Stanley Johnson accused of inappropriately touching Tory MP

Downing Street said victims of sexual harassment should feel free to report it to the authorities, after the prime minister’s father, Stanley Johnson, was accused of inappropriately touching a former cabinet minister and a senior political journalist.

Caroline Nokes, who chairs the women and equalities committee, said Johnson had smacked her hard on the bottom in 2003, while he was in the running to be MP for Teignbridge in Devon.

Ailbhe Rea, political correspondent for the New Statesman, said she was grateful to Nokes for speaking out and said Johnson had “groped me at a party at Conservative conference in 2019”.

Johnson told Sky News he had “no recollection of Caroline Nokes at all” when approached by the broadcaster. The Home Office minister Damian Hinds said on Tuesday there should be an investigation into the claims “if that’s the appropriate course of action”.

Boris Johnson’s spokesman said he could not comment on individual cases, but that Downing Street would encourage anyone who had experienced harassment to report it.

“I’m not going to be drawn into specific allegations against a private individual,” he said. “Of course, we would want anyone in any circumstances who feels they have been a victim of any kind of harassment to be free to come forward and report it to the appropriate authorities.”

Nokes later shared on Twitter an offensive email she had received from a member of the public as a result of highlighting her experience, which referred to her as a “filthy Tory whore”. Nokes said: “That is the level of discourse women MPs have to deal with, every single day.”

Nokes, the MP for Romsey, was speaking on a panel discussion with other MPs on Sky News. She said: “I’ve had male MPs stick their hands on my backside in Strangers’ Bar [in parliament].

“I can remember a really prominent man – at the time the Conservative candidate for Teignbridge in Devon – smacking me on the backside about as hard as he could and going: ‘Oh, Romsey, you’ve got a lovely seat.’
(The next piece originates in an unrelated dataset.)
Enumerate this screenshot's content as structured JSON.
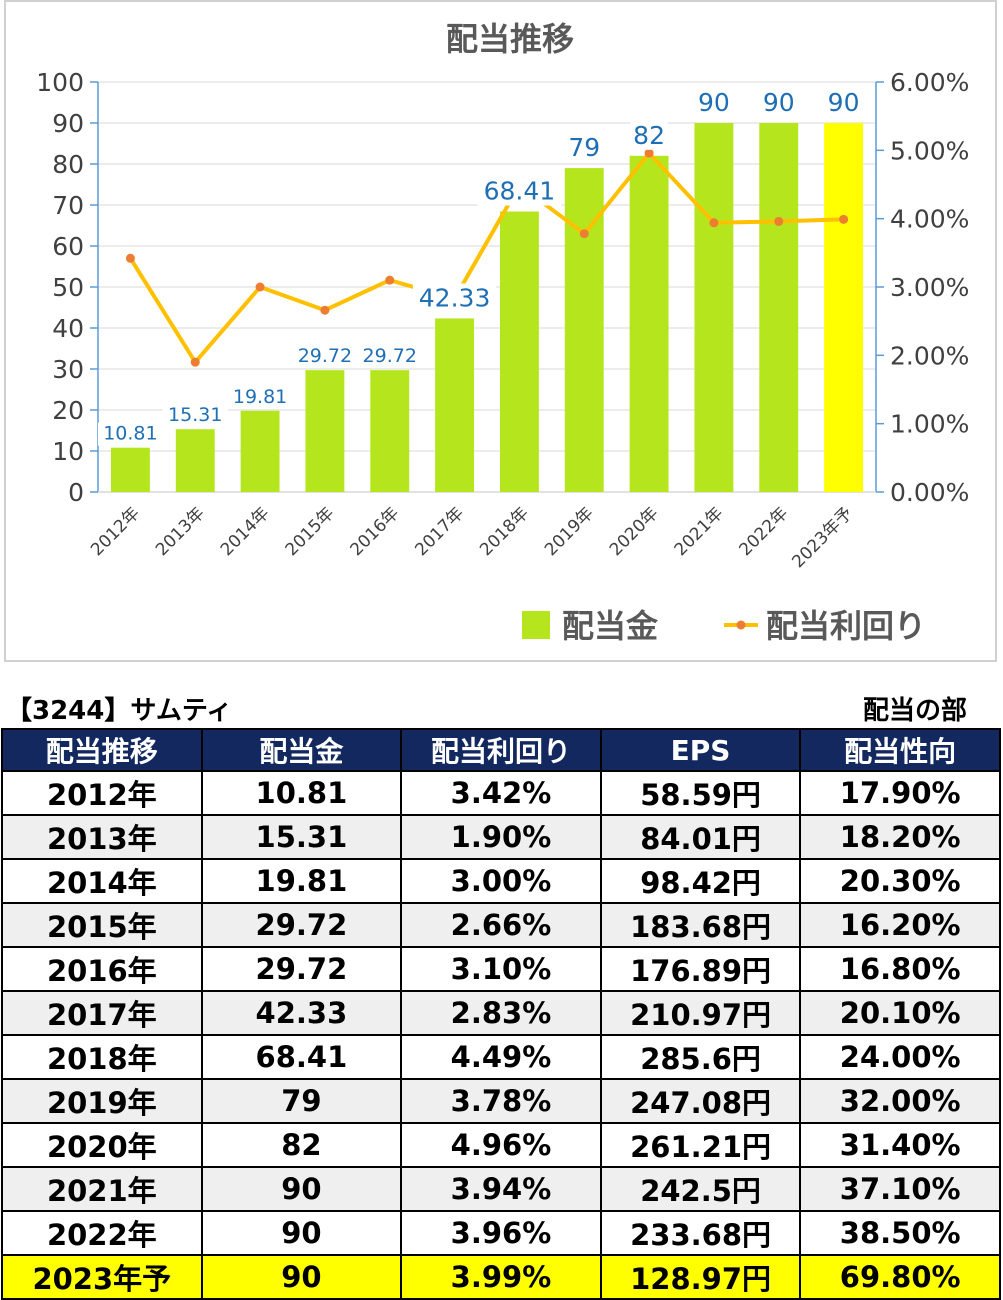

“I would have been in my early 30s, so old enough, old enough to call it out … I now regard it as a duty, an absolute duty, to call out wherever you see it. Be the noisy, aggravating, aggressive woman in the room because if I’m not prepared to do that, then my daughter won’t be prepared to do that … you do get to a point where you go, ‘up with this, I will not put’.”

After Nokes’ interview, Rea tweeted: “Stanley Johnson also groped me at a party at Conservative conference in 2019. I am grateful to Caroline Nokes for calling out something that none of us should have to put up with, not least from the prime minister’s father.”

Johnson, 81, failed in his attempt to become an MP in 2005. He told Sky News: “I have no recollection of Caroline Nokes at all – but there you go. And no reply … Hey ho, good luck and thanks.”

A biography of Boris Johnson by the journalist Tom Bower, published last year, included claims that the prime minister’s father had a violent temper and on one occasion broke his wife Charlotte’s nose. Stanley Johnson declined to comment on the claim at the time.

The Sky News panel also featured three other senior MPs talking about their views as legislators about what changes could be made to end sexual harassment and violence. The Labour MPs Jess Phillips and Rosena Allin-Khan, and the Conservative MP Fay Jones also talked about their own experiences of sexual harassment.

Both Phillips and Allin-Khan described being harassed at work in their previous jobs by senior managers. Phillips, the shadow minister for domestic violence, said she was assaulted by a former boss at a party.

Jones, who was elected in 2019, described how she was flashed at by a man when she was 17 years old.

Hinds said the government was committed to making it safer for women and girls. “I don’t know obviously about the … I’ve heard this morning, as you have, or overnight, about this, about these allegations,” he told Times Radio.

“I can say that, overall, in terms of the safety of women and girls, and being free from harassment wherever they are at home, at work, in the street, and online, this is an absolute top priority for the government.